Demikianlah kutipan yang diambil penulis dari kata pengantar J. Sudarminta dalam buku Paulus Wahana yang berjudul Nilai Etika Aksiologi Max Scheler. Dari kutipan di atas, manusia, demikianlah ia dinamakan, adalah manusia yang tidak hidup tanpa nilai. Sebab dengan nilai, manusia digerakkan untuk “maju selangkah”; manusia mengalami transformasi. Nilai. Ia tidak berada jauh dari hidup kita. Ia berada dekat degan hidup kita. Bahkan sangat dekat. Kehadirannya menuntut kesadaran kita.
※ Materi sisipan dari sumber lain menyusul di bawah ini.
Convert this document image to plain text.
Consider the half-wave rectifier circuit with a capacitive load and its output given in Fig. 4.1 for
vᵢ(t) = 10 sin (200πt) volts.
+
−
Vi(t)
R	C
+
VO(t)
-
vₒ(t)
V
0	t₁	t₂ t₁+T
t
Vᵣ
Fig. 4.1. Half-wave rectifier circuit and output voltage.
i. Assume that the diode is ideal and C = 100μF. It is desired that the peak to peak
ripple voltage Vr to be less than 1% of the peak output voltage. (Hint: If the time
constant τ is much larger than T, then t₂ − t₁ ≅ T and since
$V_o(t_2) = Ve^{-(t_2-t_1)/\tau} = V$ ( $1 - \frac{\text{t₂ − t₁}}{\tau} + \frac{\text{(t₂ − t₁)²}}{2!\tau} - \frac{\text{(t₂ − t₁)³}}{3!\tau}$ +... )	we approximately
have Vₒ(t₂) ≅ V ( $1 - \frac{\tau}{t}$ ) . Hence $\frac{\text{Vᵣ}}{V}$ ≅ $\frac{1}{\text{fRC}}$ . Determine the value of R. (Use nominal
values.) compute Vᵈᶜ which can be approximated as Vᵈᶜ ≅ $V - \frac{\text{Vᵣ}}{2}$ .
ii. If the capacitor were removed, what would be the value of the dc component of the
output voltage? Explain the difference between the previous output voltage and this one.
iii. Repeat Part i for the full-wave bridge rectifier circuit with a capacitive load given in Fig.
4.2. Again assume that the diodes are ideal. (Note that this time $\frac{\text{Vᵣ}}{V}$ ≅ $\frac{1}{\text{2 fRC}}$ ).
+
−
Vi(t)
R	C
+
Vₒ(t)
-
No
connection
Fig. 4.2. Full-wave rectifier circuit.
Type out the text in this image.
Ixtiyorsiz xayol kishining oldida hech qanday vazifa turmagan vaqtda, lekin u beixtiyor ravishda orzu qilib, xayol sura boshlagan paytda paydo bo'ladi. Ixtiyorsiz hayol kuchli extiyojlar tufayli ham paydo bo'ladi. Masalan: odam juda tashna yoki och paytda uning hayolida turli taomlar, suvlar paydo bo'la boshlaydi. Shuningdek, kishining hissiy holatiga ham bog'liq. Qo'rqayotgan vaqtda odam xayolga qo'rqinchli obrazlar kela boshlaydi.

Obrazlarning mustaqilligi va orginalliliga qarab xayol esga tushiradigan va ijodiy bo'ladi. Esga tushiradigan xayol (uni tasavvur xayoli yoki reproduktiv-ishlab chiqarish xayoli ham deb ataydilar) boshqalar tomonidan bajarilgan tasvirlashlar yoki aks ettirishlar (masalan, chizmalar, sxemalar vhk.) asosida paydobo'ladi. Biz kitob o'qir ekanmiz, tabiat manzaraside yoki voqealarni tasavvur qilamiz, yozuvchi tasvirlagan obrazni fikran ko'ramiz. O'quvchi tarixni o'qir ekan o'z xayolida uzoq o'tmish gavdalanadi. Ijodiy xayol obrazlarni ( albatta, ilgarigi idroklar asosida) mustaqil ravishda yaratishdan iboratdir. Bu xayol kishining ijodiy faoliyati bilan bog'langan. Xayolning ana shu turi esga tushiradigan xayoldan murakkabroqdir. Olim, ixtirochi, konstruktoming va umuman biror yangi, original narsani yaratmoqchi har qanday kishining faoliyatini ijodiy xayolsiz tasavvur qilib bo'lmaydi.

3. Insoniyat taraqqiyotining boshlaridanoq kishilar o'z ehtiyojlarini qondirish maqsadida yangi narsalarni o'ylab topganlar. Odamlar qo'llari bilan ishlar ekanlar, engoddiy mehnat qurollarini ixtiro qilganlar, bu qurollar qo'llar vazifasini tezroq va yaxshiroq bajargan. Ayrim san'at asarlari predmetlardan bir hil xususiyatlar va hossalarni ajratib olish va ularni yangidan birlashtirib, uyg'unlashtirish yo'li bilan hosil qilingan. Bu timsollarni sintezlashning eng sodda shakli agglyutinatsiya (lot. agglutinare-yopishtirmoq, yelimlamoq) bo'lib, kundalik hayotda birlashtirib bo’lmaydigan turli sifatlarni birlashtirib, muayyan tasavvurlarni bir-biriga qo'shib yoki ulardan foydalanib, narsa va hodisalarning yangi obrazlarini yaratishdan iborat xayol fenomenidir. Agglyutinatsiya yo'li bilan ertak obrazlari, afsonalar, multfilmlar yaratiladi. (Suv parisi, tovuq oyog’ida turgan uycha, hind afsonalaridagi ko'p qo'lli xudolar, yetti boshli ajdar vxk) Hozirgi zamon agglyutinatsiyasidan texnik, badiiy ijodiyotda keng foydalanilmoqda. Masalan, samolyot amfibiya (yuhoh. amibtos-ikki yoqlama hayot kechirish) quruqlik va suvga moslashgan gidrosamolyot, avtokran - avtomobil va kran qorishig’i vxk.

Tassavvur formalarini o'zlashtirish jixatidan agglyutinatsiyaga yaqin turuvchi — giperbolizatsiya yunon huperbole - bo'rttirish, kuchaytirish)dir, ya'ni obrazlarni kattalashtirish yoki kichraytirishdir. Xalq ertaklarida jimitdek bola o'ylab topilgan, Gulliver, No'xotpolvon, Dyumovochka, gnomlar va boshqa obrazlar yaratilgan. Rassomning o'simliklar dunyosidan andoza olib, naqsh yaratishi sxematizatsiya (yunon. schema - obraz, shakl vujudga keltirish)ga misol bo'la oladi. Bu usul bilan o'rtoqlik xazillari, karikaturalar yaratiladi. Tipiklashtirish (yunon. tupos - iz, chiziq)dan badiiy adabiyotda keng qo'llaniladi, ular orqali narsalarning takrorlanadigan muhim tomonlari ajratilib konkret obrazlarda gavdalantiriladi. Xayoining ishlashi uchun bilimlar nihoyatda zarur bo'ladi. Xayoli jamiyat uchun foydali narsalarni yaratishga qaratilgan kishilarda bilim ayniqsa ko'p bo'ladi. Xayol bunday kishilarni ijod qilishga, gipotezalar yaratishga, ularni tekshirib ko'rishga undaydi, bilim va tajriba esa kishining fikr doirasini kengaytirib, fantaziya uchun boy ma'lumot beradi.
Kehadirannya bukanlah pertamatama berdasarkan pada pengalaman atau karena pengalamanlah maka kita mengetahui bahwa nilai sesuatu itu baik atau jelek atau nilai itu ada dan tidak ada. Tidak! Saya tegaskan sekali lagi Tidak.
Nilai itu entah baik atau jahat ada dalam dirinya sendiri tanpa bergantung pada apa yang mengembannya. Ia tetap ada dalam dirinya sendairi. Sekarnag, kitalah yang berusaha agar apa yang bernilai itu kita sadari sehingga kita mengalami apa yang disebut mengidentifiksai plus menginternalisasi nilai. Jika demikian apa hubungan antara nilai dengan realitas pluralitas Indonesia? Hidup kita selalu dikelilingi dengan aneka nilai.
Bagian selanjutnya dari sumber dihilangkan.